Notre reconnaissance, nous la prouverons, en mettant toutes nos forces au service de la République, sans murmures si l’on demande des sacrifices.
Ces innombrables deuils, ces larmes amères, ne nous rappellent-ils pas notre devoir ?
Vivons dorénavant sous la sublime devise :
Nous entrerons dans la carrière
Quand nos aînés n’y seront plus. »
Le général toujours souriant et bienveillant, répond aimablement à ces bonnes paroles.
Pour terminer la cérémonie, Monsieur le Maire lui présente ses conseillers, le clergé, les chères sœurs, les fonctionnaires, etc. Il fait admirer à nos amis le grand buste de notre illustre compatriote, le Maréchal Lefèvre, dont la statue, admirablement décorée, fait l’objet de l’admiration de nos hôtes.
Très heureux Monsieur le Général prend ensuite congé de tout le monde après avoir encore une fois adressé à chacun un mot aimable qui va droit au cœur.
A son départ, devant la mairie, la Musique municipale entonne la Marseillaise, dont les mâles accords font tressaillir et vibrer tous les cœurs.
Spontanément un cortège immense se forme, ayant à sa tête la Musique municipale, suivie des pompiers, des jeunes filles en costume alsacien, des soldats français et de la population entière qui manifeste son allégresse par son rire et ses gestes joyeux.
Tous les cœurs étaient ravis : nous étions redevenus français !
Pour nos amis, les évacués de notre contrée bombardée, cette belle cérémonie a été un rayon de soleil. En ce jour d’allégresse ils adressent un chaleureux salut à leurs compagnons d’infortune du Nord de la France qui ont souffert plus qu’eux. Autant et plus qu’eux ils attendaient leur Mère libératrice.
Elle est venue ! Ayons pleine confiance, elle ne nous oubliera pas.
Comme tout passe en ce bas monde, il en fut ainsi de notre fête. La nuit venue, au moment de me séparer de mes amis, je jette un regard vers ce beau ciel étoilé redevenu, lui aussi, français pour toujours.
Une étoile filante passe devant mes yeux !
Chère petite lumière, me dis-je, va exprimer à ton divin Maître notre profonde reconnaissance pour tout le bonheur qu’il nous a procuré en cette inoubliable journée.
Demain nous reprendrons notre travail et nos habitudes de la vie ordinaire.
Celle-ci sera douce et supportable, à présent que nous sommes redevenus français.

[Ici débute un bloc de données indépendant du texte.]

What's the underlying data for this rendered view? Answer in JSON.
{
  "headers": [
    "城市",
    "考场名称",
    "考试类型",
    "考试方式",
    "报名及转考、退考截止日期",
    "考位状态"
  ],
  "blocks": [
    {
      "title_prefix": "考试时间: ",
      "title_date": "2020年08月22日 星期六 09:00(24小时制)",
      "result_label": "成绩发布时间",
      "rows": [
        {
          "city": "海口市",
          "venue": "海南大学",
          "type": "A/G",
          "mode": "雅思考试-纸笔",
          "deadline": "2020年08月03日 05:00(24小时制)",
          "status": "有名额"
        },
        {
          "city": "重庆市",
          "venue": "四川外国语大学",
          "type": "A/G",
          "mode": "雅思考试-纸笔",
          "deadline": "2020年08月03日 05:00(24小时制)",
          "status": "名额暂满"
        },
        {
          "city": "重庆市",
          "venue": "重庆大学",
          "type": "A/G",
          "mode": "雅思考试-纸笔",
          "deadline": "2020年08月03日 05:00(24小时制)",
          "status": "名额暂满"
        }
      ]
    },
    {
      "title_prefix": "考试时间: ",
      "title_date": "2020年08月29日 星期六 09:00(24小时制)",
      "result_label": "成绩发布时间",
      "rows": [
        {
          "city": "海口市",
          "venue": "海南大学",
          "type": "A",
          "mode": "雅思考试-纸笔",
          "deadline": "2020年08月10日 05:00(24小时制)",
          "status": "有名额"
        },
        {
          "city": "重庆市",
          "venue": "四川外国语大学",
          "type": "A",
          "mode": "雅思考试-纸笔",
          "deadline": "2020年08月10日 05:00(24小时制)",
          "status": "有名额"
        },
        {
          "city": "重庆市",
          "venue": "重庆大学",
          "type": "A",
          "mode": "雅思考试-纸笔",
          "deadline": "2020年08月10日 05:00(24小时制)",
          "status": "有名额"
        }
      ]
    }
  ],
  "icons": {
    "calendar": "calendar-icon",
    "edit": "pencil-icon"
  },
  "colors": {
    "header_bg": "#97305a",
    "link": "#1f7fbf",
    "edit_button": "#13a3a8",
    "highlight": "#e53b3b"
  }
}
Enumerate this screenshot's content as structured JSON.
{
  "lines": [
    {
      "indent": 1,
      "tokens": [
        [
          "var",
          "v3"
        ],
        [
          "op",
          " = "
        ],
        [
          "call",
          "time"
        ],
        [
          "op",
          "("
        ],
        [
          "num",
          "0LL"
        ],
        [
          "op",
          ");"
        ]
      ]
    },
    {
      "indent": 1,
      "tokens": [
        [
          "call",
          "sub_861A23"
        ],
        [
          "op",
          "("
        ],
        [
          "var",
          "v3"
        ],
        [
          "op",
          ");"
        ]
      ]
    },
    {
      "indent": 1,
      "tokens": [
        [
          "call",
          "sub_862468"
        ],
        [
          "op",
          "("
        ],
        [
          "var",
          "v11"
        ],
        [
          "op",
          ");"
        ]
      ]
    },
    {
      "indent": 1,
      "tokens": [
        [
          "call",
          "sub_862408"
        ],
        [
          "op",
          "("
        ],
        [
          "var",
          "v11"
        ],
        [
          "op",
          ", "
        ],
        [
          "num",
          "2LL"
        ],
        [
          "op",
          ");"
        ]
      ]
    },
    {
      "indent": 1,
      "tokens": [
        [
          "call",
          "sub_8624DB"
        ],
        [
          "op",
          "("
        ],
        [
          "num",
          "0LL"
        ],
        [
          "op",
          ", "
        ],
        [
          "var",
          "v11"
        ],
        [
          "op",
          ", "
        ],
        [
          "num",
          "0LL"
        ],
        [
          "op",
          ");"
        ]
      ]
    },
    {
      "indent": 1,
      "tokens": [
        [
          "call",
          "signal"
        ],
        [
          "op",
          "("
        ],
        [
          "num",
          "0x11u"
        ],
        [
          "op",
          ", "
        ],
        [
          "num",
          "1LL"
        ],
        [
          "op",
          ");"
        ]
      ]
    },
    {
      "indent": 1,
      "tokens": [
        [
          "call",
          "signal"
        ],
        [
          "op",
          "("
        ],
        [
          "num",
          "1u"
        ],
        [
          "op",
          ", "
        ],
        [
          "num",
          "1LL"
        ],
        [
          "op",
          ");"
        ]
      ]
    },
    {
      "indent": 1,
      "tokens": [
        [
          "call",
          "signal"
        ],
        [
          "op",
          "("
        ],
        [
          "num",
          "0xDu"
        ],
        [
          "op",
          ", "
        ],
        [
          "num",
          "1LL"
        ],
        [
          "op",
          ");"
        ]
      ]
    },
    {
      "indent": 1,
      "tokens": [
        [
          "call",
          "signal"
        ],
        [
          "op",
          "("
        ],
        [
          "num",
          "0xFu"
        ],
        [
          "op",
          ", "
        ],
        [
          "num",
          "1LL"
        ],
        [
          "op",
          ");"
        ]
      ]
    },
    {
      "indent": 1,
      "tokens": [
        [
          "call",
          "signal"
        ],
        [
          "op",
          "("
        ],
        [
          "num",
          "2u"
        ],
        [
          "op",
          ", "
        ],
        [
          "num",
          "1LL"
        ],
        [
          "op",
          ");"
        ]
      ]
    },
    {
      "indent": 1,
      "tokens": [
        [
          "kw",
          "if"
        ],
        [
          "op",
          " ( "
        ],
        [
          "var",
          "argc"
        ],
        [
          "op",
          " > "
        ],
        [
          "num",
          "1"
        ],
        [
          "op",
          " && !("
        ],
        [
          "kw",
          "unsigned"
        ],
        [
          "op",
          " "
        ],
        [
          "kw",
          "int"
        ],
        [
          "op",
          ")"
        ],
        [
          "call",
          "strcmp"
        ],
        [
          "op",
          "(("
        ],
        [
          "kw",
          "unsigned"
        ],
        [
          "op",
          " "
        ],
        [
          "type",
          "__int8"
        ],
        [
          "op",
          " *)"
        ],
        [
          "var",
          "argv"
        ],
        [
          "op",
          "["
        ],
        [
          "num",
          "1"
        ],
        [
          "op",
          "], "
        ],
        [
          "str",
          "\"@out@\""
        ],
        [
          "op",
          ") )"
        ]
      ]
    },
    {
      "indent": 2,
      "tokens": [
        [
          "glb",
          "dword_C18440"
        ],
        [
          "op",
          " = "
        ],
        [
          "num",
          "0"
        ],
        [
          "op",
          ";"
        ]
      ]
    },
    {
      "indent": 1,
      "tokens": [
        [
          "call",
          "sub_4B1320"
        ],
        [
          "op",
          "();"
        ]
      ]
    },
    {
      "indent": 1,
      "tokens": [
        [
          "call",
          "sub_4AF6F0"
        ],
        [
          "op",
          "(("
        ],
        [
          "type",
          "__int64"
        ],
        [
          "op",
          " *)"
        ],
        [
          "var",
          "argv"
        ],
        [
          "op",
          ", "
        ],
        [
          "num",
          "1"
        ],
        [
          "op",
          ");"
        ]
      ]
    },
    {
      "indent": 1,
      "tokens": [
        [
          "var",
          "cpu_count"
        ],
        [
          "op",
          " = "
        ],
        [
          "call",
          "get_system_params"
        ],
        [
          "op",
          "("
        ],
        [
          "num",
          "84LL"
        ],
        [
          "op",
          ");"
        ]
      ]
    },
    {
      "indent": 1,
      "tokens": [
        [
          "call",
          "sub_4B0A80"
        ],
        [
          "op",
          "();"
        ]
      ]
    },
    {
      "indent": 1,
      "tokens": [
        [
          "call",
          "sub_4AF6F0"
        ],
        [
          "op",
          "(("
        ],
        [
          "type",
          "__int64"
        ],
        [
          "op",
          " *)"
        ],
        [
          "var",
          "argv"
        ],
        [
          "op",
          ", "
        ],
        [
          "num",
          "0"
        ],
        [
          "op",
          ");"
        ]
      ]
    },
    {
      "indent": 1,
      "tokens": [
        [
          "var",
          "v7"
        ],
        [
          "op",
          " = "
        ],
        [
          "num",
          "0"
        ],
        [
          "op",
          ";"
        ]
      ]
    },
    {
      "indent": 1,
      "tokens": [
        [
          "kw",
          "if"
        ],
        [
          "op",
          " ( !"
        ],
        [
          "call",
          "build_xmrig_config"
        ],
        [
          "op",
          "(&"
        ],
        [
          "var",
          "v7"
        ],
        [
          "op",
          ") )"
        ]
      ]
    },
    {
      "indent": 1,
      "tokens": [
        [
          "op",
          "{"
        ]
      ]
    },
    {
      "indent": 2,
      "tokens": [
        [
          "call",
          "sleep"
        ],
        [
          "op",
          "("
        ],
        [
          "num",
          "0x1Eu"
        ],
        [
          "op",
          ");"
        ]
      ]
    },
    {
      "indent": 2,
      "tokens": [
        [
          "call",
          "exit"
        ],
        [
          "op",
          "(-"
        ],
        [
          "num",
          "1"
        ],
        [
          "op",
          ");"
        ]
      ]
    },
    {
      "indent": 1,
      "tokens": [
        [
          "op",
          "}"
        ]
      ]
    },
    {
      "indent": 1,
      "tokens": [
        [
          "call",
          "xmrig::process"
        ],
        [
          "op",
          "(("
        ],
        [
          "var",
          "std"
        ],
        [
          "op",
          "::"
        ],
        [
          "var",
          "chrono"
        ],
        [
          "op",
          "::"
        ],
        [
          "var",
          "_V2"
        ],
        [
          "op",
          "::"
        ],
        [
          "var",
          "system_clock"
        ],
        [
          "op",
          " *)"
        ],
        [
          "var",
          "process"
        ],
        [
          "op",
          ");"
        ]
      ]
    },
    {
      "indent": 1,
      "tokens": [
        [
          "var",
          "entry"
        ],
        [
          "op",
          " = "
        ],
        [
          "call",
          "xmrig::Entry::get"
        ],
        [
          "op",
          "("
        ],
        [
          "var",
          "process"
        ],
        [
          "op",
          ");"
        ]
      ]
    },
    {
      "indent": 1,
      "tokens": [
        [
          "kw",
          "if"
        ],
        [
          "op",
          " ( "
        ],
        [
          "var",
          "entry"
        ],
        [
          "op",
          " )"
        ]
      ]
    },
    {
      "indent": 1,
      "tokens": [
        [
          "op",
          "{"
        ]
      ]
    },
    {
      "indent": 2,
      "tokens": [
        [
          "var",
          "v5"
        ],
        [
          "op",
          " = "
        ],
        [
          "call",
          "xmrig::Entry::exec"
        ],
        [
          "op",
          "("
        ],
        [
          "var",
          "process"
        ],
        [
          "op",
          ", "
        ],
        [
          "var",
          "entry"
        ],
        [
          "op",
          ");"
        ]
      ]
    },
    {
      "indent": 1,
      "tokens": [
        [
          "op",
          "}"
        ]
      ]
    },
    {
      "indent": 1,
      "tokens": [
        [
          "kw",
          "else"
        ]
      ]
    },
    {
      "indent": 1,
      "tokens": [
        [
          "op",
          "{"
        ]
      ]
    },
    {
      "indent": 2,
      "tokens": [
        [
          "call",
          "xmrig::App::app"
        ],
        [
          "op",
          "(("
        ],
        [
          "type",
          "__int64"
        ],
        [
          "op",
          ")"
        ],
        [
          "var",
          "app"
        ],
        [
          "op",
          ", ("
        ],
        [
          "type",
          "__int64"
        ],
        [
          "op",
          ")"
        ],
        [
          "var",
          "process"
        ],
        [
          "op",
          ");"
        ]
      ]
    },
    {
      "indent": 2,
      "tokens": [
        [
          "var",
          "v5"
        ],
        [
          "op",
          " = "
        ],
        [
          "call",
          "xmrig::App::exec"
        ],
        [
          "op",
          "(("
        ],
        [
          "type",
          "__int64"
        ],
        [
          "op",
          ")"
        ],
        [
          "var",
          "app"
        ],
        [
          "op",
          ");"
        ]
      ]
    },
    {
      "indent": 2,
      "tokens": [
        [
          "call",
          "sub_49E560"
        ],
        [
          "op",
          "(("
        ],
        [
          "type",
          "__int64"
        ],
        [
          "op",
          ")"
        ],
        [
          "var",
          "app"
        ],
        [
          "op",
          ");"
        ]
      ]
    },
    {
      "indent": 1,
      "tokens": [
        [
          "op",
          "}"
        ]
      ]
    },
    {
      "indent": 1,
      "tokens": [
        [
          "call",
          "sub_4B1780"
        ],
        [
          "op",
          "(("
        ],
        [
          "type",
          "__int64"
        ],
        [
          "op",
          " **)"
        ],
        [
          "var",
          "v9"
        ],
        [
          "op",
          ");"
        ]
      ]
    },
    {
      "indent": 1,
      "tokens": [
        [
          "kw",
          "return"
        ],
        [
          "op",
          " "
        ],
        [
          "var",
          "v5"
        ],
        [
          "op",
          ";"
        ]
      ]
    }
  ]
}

Il fait si bon vivre sous le ciel de notre Patrie bien-aimée.
C’est donc de toutes nos forces et de tout notre cœur que nous sommes décidés à vivre dorénavant sous la noble devise :
« Vive la France ! »
Rouffach, 20 novembre 1918
A.EUG. SCH. *
Madame Thérèse Blondé-Rueff, archiviste de la Ville de Rouffach nous a informés que les archives de la ville conservaient le même fascicule, mais que T.Walter y avait ajouté des indications sur l’auteur du texte: le signataire de l'article, A Eu.Sch., est A. Eugène Schneider de Cernay, clerc chez le percepteur Trimbach. Merci pour cette information.